In turn, quantitative research conveys solid numerical findings that add a certain tangible dimension to the discussion. This approach is largely mathematical, which is why it actively utilizes statistical analysis and other tools of similar nature to substantiate the data with graphs and ratios (O’Gorman and MacIntosh, 2015). If qualitative research is what creates a theoretical framework that embodies a phenomenon is academic terms, quantitative methods solidify the knowledge by adding numbers (Amolo, Migori, and Ramraj, 2018). In a way, quantitative studies become a logical continuation of the previous qualitative research. As identified prior, a new trend needs to have an evidence-based theoretical framework for subsequent discussion. For example, the process begins with a qualitative study that uses case studies and interviews to confirm that corporate social responsibility is positively correlated with employee retention.

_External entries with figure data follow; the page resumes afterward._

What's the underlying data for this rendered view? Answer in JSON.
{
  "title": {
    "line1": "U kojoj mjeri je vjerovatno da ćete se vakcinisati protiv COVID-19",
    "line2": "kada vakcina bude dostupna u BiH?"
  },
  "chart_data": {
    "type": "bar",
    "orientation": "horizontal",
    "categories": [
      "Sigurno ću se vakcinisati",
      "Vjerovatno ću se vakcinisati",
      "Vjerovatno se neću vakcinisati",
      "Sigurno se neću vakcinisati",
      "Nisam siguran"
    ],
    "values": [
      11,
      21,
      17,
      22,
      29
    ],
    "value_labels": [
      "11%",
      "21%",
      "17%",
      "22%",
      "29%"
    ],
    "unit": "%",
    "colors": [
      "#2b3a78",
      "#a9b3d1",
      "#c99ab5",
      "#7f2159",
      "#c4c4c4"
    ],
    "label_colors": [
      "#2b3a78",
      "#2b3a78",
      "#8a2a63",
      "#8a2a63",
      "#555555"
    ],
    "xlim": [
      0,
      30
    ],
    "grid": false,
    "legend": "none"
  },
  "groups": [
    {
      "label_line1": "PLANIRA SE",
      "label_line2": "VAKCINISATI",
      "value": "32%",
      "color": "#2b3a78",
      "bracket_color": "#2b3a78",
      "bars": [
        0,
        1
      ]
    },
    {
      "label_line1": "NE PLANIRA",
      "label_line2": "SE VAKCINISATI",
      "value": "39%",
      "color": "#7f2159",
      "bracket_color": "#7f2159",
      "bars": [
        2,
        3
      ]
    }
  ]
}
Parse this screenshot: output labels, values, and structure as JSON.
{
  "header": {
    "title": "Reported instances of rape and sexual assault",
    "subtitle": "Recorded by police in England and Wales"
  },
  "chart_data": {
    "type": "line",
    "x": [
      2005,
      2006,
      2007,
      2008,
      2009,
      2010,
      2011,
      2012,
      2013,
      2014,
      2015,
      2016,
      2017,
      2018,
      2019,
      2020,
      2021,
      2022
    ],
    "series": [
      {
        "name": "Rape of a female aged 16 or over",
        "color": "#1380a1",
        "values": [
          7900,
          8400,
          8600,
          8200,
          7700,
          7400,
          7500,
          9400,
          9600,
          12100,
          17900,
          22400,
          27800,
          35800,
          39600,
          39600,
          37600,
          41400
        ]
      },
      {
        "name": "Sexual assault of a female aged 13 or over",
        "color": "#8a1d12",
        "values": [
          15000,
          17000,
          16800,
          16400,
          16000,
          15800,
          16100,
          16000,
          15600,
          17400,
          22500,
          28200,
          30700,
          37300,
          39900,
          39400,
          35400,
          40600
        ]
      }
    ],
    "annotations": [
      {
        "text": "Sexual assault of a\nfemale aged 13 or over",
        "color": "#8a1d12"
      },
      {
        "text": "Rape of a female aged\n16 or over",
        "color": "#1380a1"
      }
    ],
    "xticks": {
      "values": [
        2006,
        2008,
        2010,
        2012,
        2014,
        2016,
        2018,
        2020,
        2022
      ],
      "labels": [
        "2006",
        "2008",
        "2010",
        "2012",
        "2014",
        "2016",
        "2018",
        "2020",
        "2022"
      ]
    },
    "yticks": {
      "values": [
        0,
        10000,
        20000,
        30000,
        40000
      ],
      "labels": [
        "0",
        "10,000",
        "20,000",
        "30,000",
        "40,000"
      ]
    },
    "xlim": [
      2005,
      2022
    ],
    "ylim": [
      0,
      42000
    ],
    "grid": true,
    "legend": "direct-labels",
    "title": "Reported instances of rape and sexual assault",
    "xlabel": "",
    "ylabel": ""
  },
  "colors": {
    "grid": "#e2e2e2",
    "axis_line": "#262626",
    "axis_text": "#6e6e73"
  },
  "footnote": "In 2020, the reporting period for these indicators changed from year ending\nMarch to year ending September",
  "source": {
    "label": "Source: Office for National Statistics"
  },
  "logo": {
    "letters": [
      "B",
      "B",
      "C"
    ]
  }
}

Next, based on this theoretical framework, a quantitative study becomes possible and reveals that strong corporate social responsibility level lowers the employee turnover intention by 35%, on average. This example illustrates how both models of research contribute to a full examination of a particular phenomenon. While both of them have their strength, neither is capable of encompassing a complex phenomenon in its entirety. They complement each other to create true academic knowledge.
Adams, J., Khan, H.T.A. and Raeside, R. (2014) Research methods for business and social science students. 2nd ed. Sage, New Delhi.
O’Gorman, K. and MacIntosh, R. (2015) Research methods for business & management. A guide to writing your dissertation. 2nd ed. Goodfellow Publishers Ltd, Oxford.
Amolo, J., Migori, S. & Ramraj, A.B. (2018) The debatable paradigm of mixed methods. European Conference on Research Methodology for Business and Management Studies, Kidmore End, July 2018.
Jack, E.P. & Raturi, A.S. (2006) Lessons learned from methodological triangulation in management research. Management Research News, 29(6), pp. 345-357.
Emerald Publishing (2019) How to use mixed methods research? Web.